Research Project: Gene Discovery and Crop Design for Current and New Rice Management Practices and Market Opportunities

Location: Dale Bumpers National Rice Research Center

Title: Structural and functional characterization of an atypical rice blast resistance gene Ptr

item Jia, Yulin
item Jia, Melissa
item Box, Heather

Submitted to: American Phytopathological Society Annual Meeting
Publication Type: Abstract Only
Publication Acceptance Date: 7/1/2020
Publication Date: 8/3/2020
Citation: Jia, Y., Zhao, H., Want, X., Jia, M.H., Liu, Y., Box, H.N. 2020. Structural and functional characterization of an atypical rice blast resistance gene Ptr. American Phytopathological Society Annual Meeting.

Interpretive Summary:

Technical Abstract: Rice blast disease caused by the fungus, Magnaporthe oryzae, is one of the most damaging rice diseases worldwide.
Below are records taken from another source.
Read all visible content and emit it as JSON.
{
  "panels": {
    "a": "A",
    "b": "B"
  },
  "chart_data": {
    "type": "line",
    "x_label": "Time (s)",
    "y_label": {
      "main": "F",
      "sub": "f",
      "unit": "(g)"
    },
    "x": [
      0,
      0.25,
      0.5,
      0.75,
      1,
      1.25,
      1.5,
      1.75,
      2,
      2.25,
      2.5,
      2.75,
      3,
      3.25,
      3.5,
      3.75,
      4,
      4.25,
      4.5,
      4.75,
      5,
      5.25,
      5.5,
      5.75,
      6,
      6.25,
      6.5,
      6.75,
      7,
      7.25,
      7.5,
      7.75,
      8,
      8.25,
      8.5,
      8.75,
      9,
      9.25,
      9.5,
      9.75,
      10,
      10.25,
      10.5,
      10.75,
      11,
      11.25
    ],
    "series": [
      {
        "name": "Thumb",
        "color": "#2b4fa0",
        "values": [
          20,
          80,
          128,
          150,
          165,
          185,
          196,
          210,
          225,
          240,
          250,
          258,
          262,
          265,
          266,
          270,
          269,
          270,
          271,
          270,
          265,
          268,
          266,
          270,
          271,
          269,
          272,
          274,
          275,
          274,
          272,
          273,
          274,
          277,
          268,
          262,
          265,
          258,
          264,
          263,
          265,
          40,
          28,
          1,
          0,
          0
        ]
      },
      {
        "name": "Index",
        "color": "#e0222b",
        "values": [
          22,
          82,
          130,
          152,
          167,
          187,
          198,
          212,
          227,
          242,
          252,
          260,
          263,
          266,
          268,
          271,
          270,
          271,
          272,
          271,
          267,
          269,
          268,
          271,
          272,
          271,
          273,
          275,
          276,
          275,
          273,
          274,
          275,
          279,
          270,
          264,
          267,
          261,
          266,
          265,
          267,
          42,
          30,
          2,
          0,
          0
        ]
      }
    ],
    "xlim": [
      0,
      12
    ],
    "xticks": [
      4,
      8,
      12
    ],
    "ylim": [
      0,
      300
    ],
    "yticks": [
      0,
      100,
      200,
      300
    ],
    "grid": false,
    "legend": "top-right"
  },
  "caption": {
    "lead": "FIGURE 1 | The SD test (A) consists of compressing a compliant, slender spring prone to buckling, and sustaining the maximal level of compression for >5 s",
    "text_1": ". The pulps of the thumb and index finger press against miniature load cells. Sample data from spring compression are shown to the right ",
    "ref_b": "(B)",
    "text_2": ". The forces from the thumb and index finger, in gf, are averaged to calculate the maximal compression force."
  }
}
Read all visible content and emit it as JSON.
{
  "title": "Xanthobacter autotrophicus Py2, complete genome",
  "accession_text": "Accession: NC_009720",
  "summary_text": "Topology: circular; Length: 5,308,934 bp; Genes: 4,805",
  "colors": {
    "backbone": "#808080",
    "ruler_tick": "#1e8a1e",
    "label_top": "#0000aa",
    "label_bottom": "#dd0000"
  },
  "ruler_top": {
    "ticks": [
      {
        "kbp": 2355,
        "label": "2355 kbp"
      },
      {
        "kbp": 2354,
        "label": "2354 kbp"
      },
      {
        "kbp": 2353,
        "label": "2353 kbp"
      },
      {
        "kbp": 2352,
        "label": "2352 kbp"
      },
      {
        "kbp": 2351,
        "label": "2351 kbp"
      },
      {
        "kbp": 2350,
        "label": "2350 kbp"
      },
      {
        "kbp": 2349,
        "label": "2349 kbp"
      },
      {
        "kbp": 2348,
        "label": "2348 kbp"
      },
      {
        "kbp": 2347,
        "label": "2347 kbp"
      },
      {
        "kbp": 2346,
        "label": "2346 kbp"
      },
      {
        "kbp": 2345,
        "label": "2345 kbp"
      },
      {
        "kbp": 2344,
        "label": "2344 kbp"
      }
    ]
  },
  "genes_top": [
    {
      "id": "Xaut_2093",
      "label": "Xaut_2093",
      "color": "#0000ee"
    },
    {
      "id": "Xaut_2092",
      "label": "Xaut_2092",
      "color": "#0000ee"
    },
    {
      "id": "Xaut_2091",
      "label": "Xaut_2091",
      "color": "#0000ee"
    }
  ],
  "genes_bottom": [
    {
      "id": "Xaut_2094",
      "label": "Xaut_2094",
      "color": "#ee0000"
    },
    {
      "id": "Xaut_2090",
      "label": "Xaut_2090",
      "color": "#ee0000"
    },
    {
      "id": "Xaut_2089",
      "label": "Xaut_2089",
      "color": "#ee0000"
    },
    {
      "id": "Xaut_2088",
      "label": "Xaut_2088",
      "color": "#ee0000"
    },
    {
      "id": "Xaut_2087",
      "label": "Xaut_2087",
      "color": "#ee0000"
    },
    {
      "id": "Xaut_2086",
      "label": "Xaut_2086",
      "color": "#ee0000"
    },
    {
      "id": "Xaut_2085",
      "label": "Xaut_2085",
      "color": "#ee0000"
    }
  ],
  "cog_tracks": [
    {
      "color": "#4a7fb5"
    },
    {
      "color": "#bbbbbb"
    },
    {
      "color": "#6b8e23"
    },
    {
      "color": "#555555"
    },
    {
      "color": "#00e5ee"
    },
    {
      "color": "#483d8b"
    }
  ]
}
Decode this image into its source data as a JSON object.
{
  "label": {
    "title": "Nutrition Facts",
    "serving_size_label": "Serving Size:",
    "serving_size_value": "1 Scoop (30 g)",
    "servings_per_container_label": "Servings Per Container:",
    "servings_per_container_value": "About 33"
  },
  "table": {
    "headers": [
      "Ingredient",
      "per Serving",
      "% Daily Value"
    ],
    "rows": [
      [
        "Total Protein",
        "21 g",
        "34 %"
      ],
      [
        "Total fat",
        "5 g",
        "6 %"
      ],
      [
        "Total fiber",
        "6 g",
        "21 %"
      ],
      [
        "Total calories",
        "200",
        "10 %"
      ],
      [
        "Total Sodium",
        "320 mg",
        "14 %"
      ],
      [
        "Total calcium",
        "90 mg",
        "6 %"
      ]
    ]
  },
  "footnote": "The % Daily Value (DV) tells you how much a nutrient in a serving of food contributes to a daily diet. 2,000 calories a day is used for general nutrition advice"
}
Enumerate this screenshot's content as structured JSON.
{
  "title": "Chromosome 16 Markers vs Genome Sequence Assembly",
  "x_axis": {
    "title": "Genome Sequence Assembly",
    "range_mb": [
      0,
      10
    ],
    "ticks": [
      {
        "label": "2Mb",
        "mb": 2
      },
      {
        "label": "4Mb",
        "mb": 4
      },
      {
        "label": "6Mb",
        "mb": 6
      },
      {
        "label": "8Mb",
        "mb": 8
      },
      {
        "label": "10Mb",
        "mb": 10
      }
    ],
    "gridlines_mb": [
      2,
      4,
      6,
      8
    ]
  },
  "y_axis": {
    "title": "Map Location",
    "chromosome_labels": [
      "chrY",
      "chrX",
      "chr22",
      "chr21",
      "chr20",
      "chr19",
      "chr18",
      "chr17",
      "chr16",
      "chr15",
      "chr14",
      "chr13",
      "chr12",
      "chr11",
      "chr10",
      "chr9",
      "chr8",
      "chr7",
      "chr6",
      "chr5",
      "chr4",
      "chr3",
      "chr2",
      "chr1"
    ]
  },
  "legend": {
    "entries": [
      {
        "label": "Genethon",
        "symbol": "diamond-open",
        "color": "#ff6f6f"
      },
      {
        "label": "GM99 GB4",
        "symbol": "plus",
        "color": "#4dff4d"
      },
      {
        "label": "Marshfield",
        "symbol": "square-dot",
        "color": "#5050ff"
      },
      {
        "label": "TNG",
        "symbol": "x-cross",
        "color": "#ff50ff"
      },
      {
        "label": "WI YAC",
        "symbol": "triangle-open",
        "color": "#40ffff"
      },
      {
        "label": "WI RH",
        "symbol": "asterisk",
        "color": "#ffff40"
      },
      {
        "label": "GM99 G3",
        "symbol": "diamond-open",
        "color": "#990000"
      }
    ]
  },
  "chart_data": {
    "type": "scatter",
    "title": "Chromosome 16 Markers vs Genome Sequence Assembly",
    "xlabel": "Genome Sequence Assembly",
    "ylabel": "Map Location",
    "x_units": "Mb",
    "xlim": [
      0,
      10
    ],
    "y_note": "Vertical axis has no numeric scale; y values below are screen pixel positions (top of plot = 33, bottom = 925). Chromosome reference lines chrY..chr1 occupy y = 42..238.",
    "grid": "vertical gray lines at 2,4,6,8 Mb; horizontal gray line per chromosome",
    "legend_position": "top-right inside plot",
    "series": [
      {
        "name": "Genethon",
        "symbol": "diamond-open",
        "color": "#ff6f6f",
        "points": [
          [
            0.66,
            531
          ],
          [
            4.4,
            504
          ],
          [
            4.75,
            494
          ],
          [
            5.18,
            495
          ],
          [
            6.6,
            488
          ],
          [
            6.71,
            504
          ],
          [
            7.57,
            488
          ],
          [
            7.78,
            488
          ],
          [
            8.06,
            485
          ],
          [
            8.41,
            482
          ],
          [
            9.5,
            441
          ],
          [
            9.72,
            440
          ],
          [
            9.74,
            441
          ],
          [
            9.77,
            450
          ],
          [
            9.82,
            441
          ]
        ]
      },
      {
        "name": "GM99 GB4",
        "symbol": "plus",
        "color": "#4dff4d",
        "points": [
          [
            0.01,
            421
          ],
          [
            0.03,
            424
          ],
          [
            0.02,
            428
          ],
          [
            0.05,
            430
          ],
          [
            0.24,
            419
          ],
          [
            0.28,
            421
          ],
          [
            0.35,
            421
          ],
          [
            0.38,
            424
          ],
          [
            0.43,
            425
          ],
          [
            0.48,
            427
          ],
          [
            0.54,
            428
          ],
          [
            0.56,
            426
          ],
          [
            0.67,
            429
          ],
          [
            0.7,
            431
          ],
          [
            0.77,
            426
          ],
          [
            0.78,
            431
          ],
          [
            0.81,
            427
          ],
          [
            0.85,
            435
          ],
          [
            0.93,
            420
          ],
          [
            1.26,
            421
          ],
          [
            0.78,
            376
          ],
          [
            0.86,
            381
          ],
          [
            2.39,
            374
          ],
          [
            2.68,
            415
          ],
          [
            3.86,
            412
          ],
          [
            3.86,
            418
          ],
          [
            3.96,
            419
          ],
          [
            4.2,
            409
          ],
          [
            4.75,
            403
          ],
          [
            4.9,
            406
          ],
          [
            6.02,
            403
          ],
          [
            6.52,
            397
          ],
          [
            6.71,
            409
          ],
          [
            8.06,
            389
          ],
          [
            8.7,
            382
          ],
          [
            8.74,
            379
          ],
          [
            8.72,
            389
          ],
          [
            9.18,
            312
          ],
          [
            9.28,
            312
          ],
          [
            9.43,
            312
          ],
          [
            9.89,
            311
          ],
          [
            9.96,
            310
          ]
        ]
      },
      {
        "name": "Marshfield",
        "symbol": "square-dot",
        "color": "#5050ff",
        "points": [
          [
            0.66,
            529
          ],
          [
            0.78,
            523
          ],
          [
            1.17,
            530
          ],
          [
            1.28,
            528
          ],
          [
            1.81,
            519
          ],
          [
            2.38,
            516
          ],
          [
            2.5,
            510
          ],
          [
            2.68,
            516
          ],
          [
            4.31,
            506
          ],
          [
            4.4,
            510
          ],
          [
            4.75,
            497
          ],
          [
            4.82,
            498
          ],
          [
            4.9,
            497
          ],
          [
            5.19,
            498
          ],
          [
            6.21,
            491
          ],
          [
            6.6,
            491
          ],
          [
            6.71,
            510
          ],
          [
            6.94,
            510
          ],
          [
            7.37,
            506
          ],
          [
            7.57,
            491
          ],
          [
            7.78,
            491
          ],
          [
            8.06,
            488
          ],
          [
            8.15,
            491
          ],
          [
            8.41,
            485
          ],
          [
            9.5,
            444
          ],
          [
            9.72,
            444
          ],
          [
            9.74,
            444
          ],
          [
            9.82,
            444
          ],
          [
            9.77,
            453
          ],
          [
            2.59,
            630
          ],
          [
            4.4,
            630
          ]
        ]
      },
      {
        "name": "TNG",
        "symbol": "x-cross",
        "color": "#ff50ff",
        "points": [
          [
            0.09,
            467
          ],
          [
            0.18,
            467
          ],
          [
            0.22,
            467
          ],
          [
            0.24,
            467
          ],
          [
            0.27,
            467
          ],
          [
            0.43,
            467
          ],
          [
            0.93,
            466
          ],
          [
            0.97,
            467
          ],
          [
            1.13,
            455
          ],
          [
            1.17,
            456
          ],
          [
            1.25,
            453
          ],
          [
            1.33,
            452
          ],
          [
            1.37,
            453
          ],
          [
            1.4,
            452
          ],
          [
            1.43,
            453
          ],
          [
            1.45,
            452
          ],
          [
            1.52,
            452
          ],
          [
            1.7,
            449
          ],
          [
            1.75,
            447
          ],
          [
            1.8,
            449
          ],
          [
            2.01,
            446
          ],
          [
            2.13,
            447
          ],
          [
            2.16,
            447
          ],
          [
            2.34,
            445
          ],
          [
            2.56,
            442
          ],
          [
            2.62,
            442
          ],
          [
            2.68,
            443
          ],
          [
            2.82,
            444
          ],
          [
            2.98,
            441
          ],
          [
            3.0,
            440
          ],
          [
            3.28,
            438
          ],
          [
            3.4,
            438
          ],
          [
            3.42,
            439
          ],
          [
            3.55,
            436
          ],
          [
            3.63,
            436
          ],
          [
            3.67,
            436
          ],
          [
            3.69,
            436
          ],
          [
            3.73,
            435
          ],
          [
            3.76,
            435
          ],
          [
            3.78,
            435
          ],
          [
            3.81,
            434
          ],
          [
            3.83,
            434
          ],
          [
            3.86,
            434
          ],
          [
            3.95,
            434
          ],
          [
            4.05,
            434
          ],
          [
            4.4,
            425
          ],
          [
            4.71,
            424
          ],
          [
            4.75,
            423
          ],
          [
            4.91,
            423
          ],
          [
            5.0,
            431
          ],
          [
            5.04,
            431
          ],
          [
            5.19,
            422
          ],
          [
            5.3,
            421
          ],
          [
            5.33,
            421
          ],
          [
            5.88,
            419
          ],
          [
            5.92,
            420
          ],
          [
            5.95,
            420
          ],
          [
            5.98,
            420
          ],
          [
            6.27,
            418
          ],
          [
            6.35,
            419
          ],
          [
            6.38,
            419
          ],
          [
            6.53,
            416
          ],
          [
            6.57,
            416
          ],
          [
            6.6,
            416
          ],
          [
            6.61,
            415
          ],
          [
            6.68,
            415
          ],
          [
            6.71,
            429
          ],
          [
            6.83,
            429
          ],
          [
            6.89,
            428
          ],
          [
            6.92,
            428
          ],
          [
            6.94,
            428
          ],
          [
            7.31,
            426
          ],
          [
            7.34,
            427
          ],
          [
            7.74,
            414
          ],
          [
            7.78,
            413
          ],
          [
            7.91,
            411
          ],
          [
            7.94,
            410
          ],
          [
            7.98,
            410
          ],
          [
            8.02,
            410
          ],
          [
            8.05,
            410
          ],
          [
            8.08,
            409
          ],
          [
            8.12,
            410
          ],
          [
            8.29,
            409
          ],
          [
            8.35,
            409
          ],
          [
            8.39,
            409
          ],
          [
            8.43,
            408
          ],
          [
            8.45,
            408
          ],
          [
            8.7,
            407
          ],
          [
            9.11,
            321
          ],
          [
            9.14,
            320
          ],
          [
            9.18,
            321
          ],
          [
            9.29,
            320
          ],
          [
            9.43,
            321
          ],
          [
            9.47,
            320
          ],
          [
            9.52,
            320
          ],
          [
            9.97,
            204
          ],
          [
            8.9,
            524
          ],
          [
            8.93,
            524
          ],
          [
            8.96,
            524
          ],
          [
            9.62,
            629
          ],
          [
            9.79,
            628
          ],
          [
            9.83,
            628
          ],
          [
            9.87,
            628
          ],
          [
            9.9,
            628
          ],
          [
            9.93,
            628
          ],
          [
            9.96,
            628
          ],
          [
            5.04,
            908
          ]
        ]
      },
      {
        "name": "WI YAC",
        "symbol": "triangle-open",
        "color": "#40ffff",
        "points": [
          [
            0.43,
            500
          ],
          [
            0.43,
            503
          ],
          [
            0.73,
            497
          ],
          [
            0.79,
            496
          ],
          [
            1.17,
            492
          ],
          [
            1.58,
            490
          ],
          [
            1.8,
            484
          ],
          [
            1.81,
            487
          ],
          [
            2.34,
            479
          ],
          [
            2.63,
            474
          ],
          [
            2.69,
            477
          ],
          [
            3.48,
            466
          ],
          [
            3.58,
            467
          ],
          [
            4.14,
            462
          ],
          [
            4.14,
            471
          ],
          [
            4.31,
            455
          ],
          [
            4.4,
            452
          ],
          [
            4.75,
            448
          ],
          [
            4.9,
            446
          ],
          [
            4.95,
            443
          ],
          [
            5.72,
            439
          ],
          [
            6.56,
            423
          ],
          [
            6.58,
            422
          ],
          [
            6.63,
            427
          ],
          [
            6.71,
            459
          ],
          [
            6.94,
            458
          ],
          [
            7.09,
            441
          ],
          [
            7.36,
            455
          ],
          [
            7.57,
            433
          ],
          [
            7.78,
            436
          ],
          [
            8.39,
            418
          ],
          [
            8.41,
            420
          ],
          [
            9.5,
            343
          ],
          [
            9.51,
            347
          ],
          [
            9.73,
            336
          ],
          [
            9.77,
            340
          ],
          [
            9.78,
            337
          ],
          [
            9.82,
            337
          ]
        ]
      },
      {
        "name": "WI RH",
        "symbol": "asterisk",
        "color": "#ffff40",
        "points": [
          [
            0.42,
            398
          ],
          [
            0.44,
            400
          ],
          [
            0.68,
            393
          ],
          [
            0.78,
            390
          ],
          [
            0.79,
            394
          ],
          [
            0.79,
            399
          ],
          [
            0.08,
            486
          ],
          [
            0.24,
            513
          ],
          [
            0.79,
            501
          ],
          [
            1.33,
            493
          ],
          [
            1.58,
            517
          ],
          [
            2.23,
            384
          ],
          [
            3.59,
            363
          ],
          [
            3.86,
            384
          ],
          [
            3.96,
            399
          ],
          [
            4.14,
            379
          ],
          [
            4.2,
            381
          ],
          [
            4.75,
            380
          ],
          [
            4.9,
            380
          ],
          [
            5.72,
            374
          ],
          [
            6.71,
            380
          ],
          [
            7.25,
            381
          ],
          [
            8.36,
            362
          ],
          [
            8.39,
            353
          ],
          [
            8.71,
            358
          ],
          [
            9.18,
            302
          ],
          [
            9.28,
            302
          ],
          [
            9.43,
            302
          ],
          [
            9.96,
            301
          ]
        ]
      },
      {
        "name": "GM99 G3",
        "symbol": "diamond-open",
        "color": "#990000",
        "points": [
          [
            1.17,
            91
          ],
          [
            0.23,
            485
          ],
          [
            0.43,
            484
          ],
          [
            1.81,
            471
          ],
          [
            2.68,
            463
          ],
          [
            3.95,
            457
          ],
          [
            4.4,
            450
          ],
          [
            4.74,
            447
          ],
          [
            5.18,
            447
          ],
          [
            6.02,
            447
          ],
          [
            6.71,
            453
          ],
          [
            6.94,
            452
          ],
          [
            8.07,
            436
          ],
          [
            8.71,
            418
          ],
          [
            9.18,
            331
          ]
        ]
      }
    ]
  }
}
Effective resistance (R) genes and fungicides have been used to manage blast with limited success due to frequent genetic changes of the fungus. In the present study, we characterized a new type of disease resistance genes, Ptr, in rice. The Ptr gene, from a blast resistant tropical japonica rice variety Katy, was map-based cloned with the help of fast neutron mutagenesis and CRISPR-CAS9. The rice variety with Ptr is resistant to all known blast races in the US except for the races, IE1k and IB33. The Ptr gene has 4 exons and 3 introns encoding two predicted protein isoforms with 864 and 905 amino acids each carrying 4 armadillo repeats, but lacking a U box implying that the Ptr protein is an atypical E3 ligase. The absence of polyubiquitination signals at the Ptr protein in vitro suggests that Ptr does not have E3 ligase activity. Black hull weedy red rice, RR20, is resistant to IB33 and the R gene was mapped at the Ptr locus. There were two amino acid alterations of the Ptr protein in RR20 when compared with that of the susceptible mapping parent, Dee-Gee-Woo-Gen, and one of the two is also different when compared with that of Katy. These findings suggest that a single amino acid change of the Ptr protein in RR20 may determine pathogen signal recognition specificity. Ptr in rice varieties was found to be induced by blast pathogen and abiotic stresses including chilling, heat, drought and salt. Enhanced blast resistance of three rice germplasm lines carrying Ptr, SC272, SC324, SC353, after chilling was observed under greenhouse conditions. Progress on investigating the roles of Ptr in stress tolerance of selected rice germplasm will be presented.